We’re all probably aware of some of the strange things that have made it into the Guinness Book of World Records. There is the record for the longest fingernails (28 feet, 4.5 inches), the world’s longest kiss (58 hours, 35 minutes, 58 seconds), and the largest prenatal yoga class (1,546 pregnant participants). But a new one is floating around that is arguably the strangest of them all: the largest rice cracker mosaic.
Someone recreated Leonardo Da Vinci’s “Mona Lisa” using rice crackers. The final product is simultaneously impressive and bizarre. DaVinci would be utterly confused.

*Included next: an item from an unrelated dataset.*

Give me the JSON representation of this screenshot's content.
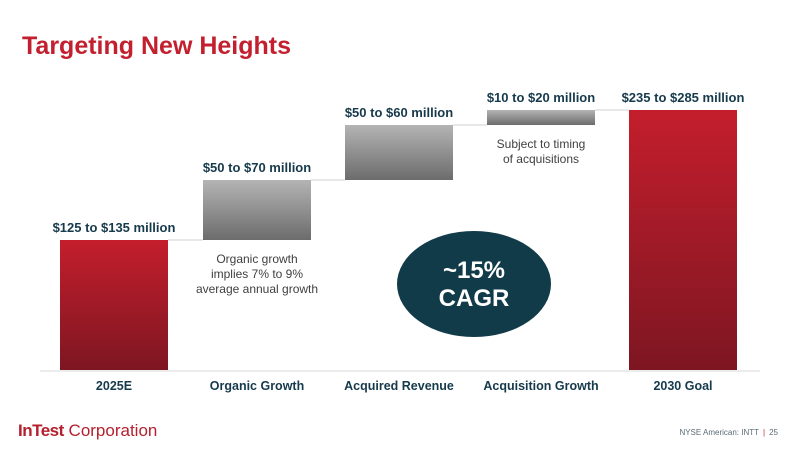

In Soka, Japan 200 people have created the Mona Lisa – using 23,360 rice crackers! https://t.co/L9u01FBkzL
— GuinnessWorldRecords (@GWR) October 4, 2018
According to Guinness World Records, it took 200 people and 23,360 rice crackers to piece together the masterpiece, which covered an area of 116.02 square metres in Soka, Japan. “Rice crackers are Soka city’s local speciality and are known for their slightly hard-biting and irresistible crunchiness. Sokasenbei Promotion Council decided to use them in a creative way to promote their crackers as well as the region that makes them.” The mosaic included 7 different flavors/colors of crackers, which were provided by 12 different producers of the snack food.
Guinness requires that the food from all food-related records be distributed once the record has been set. In accordance with that, the crackers were given to the participants as well as children around Soka following the exciting record-setting moment.